When he was a boy, John Steinbrink would ride around on a tractor in a farm field as his dad Peter fished in a pond at its center.
As he circled the field, Steinbrink would watch how farms once in the Town of Pleasant Prairie quietly became part of the City of Kenosha. One by one, it seemed the town he knew was losing not just the land but its character.
“Whenever a development occurred and (people) needed municipal or public services, they would have to annex to the City of Kenosha,” said Steinbrink, reflecting at his final meeting as Pleasant Prairie’s longest-serving president.
He was honored April 14 for four decades of public service, including 30 years leading the village through a transformation from cornfields to what he said some are calling “the envy of the state,” with its successful commercial, corporate, industrial, residential and retail developments.

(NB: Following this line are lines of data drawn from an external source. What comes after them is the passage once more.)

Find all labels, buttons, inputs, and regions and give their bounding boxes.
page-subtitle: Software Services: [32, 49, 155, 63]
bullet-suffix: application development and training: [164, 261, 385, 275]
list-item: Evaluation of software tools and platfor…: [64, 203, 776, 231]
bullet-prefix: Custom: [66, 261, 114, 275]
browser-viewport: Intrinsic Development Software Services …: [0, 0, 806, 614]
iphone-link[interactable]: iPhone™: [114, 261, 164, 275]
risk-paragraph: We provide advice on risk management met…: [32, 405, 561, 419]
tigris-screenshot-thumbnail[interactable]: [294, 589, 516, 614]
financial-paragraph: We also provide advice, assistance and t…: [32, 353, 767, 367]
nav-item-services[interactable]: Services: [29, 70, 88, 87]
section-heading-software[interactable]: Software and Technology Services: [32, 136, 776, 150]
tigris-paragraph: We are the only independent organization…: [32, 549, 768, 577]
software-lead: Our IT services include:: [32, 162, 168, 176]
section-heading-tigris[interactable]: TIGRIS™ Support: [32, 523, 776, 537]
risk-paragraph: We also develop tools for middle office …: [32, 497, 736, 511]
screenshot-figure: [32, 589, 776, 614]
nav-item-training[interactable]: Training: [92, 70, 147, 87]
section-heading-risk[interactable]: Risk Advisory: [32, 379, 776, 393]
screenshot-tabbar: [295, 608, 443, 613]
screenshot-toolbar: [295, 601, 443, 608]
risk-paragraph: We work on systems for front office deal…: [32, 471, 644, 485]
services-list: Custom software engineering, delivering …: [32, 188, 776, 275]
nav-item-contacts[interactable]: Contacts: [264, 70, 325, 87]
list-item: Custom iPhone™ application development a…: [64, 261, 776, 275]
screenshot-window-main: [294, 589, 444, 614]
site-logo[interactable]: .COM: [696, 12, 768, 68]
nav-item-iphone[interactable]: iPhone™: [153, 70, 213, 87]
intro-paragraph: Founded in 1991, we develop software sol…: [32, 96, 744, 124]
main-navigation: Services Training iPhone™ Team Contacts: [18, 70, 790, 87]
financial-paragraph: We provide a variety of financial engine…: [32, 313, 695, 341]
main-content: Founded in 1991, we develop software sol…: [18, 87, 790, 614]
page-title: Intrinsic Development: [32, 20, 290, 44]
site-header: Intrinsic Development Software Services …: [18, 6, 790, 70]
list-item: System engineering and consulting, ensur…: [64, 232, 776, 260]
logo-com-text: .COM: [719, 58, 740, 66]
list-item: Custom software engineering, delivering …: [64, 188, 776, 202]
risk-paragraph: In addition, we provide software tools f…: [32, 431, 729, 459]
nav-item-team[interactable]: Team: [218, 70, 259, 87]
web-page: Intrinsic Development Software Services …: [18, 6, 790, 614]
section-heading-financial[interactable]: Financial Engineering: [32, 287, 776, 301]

“If (annexation) would’ve kept up … it would have probably … ended the existence of the Town of Pleasant Prairie,” he said.
Early issues
There were many early issues facing the community. Infrastructure was needed for sewers and water quality, as many areas contained public and private wells contaminated with radium. While naturally occurring, radium can lead to cancer with increased exposure. E. coli was also present in the local water supply.
“This was something you couldn’t believe, at times. But the sewer systems emptied right into the ditch or into field tiles. You know, that was OK when you only had a few houses, but then as the town started to grow, that was not acceptable anymore,” said Steinbrink,
Steinbrink, who worked sunup to sundown as farmer – he grew grain and milked cows — said he wasn’t exactly pining to become involved in local politics. Nevertheless, others approached him.
His father had just died and he was putting in hours running the farm alone when Kenny Barter, a family friend and a former Town Board chairman, and Clarence “Shorty” Willkomm, owner of Mobil Distributing, paid him a visit.
“They encouraged me to run for the Town Board because then (Supervisor) Terry Rice was moving away for work reasons,” said Steinbrink, who had been president of the local Farm Bureau for 10 years.
It wasn’t long before he was convinced to run.
“I always had an interest in history, politics. People knew me, I guess,” he said.
Big changes
In the 1980s, changes came in big ways.
The power plant first came online in 1980. By the latter part of the decade Chrysler Corp. would lay off thousands of workers as the automobile-making giant did away with its plant in Kenosha, threatening to devastate the local economy.
Then Town Board Chairman Tom Terwall and supervisors Don Wruck and Rice hired professionals to “do what we needed to move forward,” Steinbrink said.
That started with the hiring of Michael Pollocoff as Pleasant Prairie’s first town and later village administrator. Pollocoff, who retired in 2017 after 32 years, was later elected to the Village Board in 2018.
The town’s elected leaders would also hire its first public safety professionals, including Police Chief James Horvath and Fire Chief Paul Gilbert.
In 1985, Steinbrink won his first election to the board before becoming village president a decade later. But he wasn’t the village’s first president. Those reins fell to Terwall, who had been the Town Board chairman when the village incorporated in 1989.
Steinbrink said with the late Sen. Joseph Andrea of Pleasant Prairie, Gov. Tommy Thompson and Richard Abdoo, Wisconsin Energy CEO — along with new utility holding legislation — Pleasant Prairie was empowered to develop LakeView Corporate Park.
“Those things really started to form something we never had before,” he said. We had jobs here in the village. We had companies in the village. We had a future in the village.”
The biggest change came when the town incorporated as a village in 1989, with the borders moving south and some residents becoming part of Somers, and others annexed into Kenosha.